"By 2017, 50% of consumer product investments will be redirected to customer experience innovations.” Now that 2017 has arrived, it would be interesting to see how customer experience is becoming the new battlefield as Gartner declared in 2014. What are examples of innovations in customer experience that can give you the winning edge?
The important innovation
Let’s talk about innovation first. Innovation is the process of translating an idea or invention into a good or service that creates value or for which customers will pay.
It is Gillette’s strategy to introduce an extra blade in her razors every few years and sell it as a world changing innovation. The current count is five blades per razor. Of course Gilette is successful and people are still willing to pay for their products, but how long will this strategy hold? Do we as consumers really care about the number of blades? (Take a look at the amount of spoofs with up to 22 blades if you Google 'Gilette 6 blades’.)

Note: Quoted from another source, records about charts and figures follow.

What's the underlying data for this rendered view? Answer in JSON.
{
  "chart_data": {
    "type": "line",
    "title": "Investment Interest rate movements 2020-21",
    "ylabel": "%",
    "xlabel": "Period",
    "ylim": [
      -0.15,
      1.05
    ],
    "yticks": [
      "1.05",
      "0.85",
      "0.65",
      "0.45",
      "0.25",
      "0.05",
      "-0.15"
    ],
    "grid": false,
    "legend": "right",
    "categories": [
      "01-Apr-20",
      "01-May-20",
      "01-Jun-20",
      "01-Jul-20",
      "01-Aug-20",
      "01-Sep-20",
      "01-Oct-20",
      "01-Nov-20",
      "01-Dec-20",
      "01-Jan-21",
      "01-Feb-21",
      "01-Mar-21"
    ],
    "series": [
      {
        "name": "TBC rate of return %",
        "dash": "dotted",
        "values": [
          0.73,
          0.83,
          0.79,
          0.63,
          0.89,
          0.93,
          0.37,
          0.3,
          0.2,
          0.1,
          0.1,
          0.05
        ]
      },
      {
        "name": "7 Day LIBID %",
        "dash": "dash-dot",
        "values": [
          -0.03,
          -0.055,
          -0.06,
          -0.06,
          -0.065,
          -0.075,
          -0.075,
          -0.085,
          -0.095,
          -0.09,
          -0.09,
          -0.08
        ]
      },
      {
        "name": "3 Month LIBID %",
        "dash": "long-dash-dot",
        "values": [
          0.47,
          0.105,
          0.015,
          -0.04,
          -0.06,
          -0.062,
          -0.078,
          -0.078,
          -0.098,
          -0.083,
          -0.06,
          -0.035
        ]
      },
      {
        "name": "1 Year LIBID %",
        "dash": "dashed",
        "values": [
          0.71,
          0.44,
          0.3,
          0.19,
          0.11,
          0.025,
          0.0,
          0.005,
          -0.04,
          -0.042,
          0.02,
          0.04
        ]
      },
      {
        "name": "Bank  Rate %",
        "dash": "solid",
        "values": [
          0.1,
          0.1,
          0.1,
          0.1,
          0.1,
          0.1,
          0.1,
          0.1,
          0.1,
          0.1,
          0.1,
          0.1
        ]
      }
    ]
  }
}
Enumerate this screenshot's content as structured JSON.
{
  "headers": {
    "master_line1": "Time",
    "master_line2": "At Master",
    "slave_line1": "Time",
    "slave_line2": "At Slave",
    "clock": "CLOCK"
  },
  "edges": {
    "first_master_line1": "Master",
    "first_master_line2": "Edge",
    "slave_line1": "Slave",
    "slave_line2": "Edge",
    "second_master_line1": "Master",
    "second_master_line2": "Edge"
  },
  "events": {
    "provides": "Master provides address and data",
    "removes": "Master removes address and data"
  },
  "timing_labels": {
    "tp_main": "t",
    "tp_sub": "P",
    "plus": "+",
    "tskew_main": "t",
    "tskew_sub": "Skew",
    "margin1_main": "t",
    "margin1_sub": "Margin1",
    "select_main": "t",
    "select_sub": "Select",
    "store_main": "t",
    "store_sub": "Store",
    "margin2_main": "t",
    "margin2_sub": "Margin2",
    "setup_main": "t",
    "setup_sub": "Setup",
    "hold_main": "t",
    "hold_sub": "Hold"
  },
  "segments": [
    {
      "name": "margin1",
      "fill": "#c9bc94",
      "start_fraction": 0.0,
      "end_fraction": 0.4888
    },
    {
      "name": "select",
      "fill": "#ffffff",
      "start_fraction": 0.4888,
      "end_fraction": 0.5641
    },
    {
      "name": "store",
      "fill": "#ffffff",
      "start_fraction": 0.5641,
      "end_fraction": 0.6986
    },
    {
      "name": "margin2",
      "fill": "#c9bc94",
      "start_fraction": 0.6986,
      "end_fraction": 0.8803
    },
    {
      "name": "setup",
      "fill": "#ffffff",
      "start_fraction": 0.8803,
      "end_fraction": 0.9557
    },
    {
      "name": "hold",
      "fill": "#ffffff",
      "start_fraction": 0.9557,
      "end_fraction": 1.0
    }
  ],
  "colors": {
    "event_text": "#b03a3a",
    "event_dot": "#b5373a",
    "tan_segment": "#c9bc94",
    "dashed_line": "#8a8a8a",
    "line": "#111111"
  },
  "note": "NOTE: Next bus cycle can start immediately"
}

Initiatives such as Dollar Shave Club or Holland’s own Boldking show that the real innovation is service and customer experience. Not creating a roadmap of adding blades.
Can you call it a surprise Gillette launched her own blade delivery service?
CX is the key differentiator
Customer experience has become more and more important for companies over the past few years. In fact, it has become the key differentiator. “In many ways, most products are commodities with pricing handled automatically by algorithms, and shipping largely the same everywhere. We can, though, offer a different experience with things like personalization, customized product offerings and content that builds a community.” says Merle McIntosh, SVP of Sales & Marketing at Newegg in a blogpost on Loyalty360.
Mercedes Benz's CEO Steve Canon goes as far as to say that "Customer Experience is the New Marketing".
Not the product itself but the experience around it has become the most important thing. People are even willing to pay for better service, says page 26 of Xerox’ study 'The State of Customer Service'.
What is a ‘great experience’?
An entrenched idea is that companies must delight their customers to create a great customer experience and get loyal customers as a result. That is not the case: “When it comes to service, companies create loyal customers primarily by helping them solve their problems quickly and easily” say Matthew Dixon, Karen Freeman and Nicholas Toman in their Harvard Business Review article 'Stop Trying to Delight Your Customers'. The article’s conclusion is simple: you create a great experience for your customers by removing obstacles, by making doing business with you easy. That in turn will create loyal customers.
How to be a winner
Nicholas Webb, Innovation thought leader, author and keynote speaker, wanted to know what makes today’s best organizations around the world so successful. He discovered three things they all do:
- They make an absolute commitment to becoming a customer-centric business;
- They break their customers into customer types rather than using old-fashioned market segmentation;
- These organizations look at customer experience as a design activity and they design exceptional customer experiences across the five key touch points of their customers’ journey.
Where does your organization stand when it comes to these points?
The winning ingredient: personal data
In order to be customer-centric and know what types of customers you serve, the power of CRM cannot be denied. Blake Morgan from Forbes states in her article 'Five trends shaping the future of customer experience in 2017' that data defines the customer experience you deliver. Simply put: the more you know about your customer, the better you can help her.
Why ask for information you already have? Why force people to call if they want to do business online? Some retailers in the US already use facial recognition software and security cameras to detect who a customer is when they walk into a store to deliver an even more personal experience.
The real innovation of today is service and customer experience, not products. But don’t interpret delivering a great customer experience as delighting your customers and exceeding their expectations. Make sure you cover the fundamentals first, meet their expectations and deliver on your brand promises.
The companies that will be victorious on the Battlefield of Customer Experience are those that are absolutely committed to becoming a customer-centric business. Those that know how to help their customers quickly and easily. And the more they know about their customers, the better they can help them.
We look forward to the rest of 2017 and wish you a lot of success on the Battlefield of Customer Experience!